Lipid metabolism disorders and bone dysfunction--interrelated and mutually regulated (review)

Abstract

The association between lipid and bone metabolism has become an increasing focus of interest in recent years, and accumulating evidence has shown that atherosclerosis (AS) and osteoporosis (OP), a disorder of bone metabolism, frequently co-exist. Fat and bone are known to share a common progenitor cell: Multipotent mesenchymal stem cells (MSC) in the bone marrow (BM), which are able to differentiate into various cell phenotypes, including osteoblasts, adipocytes and chondrocytes. Laboratory-based and clinical trials have shown that increasing adipocytes are accompanied by a decrease in bone mineral density (BMD) and bone mass. Statins, lipid-lowering drugs used to treat hyperlipidemia, also provide benefit in the treatment of OP. There is thus evidence that the metabolism of lipids is correlated with that of bone, and that the two are mutually regulated. The present review primarily focuses on the potential association between lipid metabolism disturbance and OP, based on biological metabolism, pathophysiological processes, results from clinical and experimental animal studies, processes involved in the differentiation of adipocytes and osteoblasts, as well as pharmacological treatments of these diseases.

Figure 1

Signaling pathway regulation of the differentiations of adipocytes and osteoblasts. Adipocytes and osteoblasts are derived from a common MSC pool. The balance of adipocyte and osteoblast differentiation requires communication between extracellular stimuli, as well as a coordinated network of receptors and transcription factors in the nucleus, including the RANKL/RANK/OPG and Wnt/β-catenin signaling pathway, along with PPARγ. Disordered lipid metabolism disorder may result in an increase in oxidized lipids. Oxidized lipids promote the differentiation of adipocytes and inhibit that of osteoblasts, by activating PPARγ. The sFRP-1 binds to the Wnt receptor and blocks the Wnt signaling pathway, thereby inhibiting osteoblast differentiation and promoting adipocyte differentiation. The low-activity Wnt signaling pathway in BMSCs enhances adipocyte differentiation by upregulating C/EBPα and PPARγ, whereas it suppresses osteoblast differentiation by downregulating Runx2 expression. Furthermore, low activity of the Wnt signaling pathway in osteoblasts down-regulates the expression of OPG, which leads to the enhancement of bone resorption by enforcing RANKL-induced osteoclastic differentiation based on the RANKL/RANK/OPG pathway. These changes ultimately increase bone fat deposition and promote the development of osteoporosis. MSC, mesenchymal stem cell; RANKL, receptor activator for nuclear factor κB ligand; OPG, osteoprotegerin, BMSC, bone marrow stromal cell; C/EBPα, CCAAT-enhancer binding proteins α; PPARγ, peroxisome proliferator-activated receptor γ; sFRP-1, secreted frizzled-related protein 1; Runx2, runt-related protein 2.

Figure 2

Leptin action on bone metabolism via the peripheral and central nervous systems.
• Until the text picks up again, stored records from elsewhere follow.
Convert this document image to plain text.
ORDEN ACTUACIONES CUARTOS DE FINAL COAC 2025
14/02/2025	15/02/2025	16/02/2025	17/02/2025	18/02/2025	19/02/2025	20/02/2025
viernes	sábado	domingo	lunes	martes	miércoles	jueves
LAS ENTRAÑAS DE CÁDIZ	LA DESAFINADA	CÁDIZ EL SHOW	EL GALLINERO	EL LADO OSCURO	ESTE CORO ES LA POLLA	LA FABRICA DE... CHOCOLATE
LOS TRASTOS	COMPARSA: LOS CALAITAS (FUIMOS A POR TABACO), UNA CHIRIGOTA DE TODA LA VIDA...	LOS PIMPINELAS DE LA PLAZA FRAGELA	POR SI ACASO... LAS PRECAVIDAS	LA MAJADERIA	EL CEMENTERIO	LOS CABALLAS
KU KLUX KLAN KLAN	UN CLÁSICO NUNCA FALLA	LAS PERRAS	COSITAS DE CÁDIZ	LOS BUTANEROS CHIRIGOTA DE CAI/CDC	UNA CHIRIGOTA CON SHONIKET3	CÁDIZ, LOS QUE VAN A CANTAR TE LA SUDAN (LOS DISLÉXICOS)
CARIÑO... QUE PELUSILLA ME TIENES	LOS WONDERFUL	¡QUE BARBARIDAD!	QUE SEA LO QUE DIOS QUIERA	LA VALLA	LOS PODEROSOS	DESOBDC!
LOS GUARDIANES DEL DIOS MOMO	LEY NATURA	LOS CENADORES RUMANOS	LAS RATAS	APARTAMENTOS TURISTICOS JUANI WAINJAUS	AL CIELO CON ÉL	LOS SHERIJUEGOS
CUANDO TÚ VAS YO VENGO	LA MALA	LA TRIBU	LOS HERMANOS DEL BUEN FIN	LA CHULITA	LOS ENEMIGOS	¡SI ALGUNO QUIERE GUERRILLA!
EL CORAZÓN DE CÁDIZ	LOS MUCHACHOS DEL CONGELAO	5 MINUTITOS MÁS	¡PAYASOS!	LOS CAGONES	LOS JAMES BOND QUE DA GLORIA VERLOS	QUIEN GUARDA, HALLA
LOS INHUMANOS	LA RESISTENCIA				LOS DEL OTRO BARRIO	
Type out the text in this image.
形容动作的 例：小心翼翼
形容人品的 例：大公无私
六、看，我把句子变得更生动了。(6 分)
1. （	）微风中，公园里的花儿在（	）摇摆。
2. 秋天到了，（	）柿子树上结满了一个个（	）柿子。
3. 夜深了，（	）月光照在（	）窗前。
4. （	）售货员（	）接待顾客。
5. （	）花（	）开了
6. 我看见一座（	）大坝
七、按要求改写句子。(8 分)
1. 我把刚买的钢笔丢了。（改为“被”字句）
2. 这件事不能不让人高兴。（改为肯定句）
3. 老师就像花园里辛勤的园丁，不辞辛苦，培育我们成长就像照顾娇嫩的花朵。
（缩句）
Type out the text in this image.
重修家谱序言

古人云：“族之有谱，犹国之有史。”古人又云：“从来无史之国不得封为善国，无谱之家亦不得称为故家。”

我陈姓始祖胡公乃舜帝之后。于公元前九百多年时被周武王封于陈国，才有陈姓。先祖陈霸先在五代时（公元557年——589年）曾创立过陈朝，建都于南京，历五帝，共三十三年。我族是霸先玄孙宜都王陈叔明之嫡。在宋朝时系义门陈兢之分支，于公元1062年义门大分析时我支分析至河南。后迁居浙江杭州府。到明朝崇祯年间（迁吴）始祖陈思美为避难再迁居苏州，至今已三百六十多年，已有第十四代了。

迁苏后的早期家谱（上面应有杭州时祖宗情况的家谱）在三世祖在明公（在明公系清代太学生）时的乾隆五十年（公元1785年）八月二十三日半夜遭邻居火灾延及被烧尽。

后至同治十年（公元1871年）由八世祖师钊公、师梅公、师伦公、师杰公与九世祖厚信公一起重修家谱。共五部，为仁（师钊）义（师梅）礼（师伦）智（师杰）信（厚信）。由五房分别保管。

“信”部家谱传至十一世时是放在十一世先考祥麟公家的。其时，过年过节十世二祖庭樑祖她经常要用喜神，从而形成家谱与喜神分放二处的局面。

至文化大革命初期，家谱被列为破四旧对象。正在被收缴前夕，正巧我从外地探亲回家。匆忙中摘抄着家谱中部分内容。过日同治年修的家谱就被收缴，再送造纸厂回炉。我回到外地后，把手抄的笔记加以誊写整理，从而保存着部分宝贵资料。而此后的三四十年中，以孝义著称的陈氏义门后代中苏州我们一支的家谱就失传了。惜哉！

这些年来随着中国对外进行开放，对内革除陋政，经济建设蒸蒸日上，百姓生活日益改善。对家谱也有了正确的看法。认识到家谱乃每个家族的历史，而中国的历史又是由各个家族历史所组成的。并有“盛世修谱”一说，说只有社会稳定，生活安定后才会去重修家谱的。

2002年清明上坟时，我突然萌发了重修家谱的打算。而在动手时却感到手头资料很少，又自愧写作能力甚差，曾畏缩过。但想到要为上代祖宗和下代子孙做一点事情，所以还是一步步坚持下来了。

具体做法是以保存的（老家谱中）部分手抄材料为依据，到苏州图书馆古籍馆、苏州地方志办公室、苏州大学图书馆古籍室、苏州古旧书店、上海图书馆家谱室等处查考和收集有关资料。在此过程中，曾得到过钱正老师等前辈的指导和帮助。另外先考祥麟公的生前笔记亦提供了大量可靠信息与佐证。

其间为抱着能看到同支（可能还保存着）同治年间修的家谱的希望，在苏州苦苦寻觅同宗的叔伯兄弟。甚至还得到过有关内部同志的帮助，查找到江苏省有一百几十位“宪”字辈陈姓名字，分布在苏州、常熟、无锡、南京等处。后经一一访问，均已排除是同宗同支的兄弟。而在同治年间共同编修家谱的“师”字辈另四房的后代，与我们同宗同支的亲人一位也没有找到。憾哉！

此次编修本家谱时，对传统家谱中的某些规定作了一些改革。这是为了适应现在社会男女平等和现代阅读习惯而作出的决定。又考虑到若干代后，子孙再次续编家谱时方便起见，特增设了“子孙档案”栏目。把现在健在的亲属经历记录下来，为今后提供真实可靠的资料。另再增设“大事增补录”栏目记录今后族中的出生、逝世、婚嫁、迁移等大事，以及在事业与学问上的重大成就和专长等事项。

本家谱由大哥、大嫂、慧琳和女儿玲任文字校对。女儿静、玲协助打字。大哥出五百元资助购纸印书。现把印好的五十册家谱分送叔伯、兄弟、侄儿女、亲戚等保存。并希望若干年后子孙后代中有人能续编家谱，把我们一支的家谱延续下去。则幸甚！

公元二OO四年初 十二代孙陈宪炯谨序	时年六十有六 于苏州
Leptin is an adipocytokine, which is primarily produced in white adipose tissue. Osteoblasts, osteoclasts and BMSCs express the leptin receptor. The direct peripheral action of leptin on bone occurs via binding to the Ob-R on BMSCs. Leptin suppresses adipogenic differentiation of BMSCs and promotes osteoblastic differentiation. In addition, leptin increases OPG production in association with reducing that of RANKL, thereby inhibiting osteoclastic differentiation. Leptin also exhibits a central indirect effect on bone by binding to its receptor in the hypothalamus and activating the SNS, enabling binding of noradrenalin to β2-AR on osteoblasts and thus inhibiting bone formation. It also increases RANKL expression and promotes the differentiation of osteoclasts. BMSC, bone marrow stromal cell; Ob-R, leptin receptor; OPG, osteoprotegerin; RANKL, receptor activator for nuclear factor κB ligand; SNS, sympathetic nervous system; β2-AR, β2-adrenergic receptor.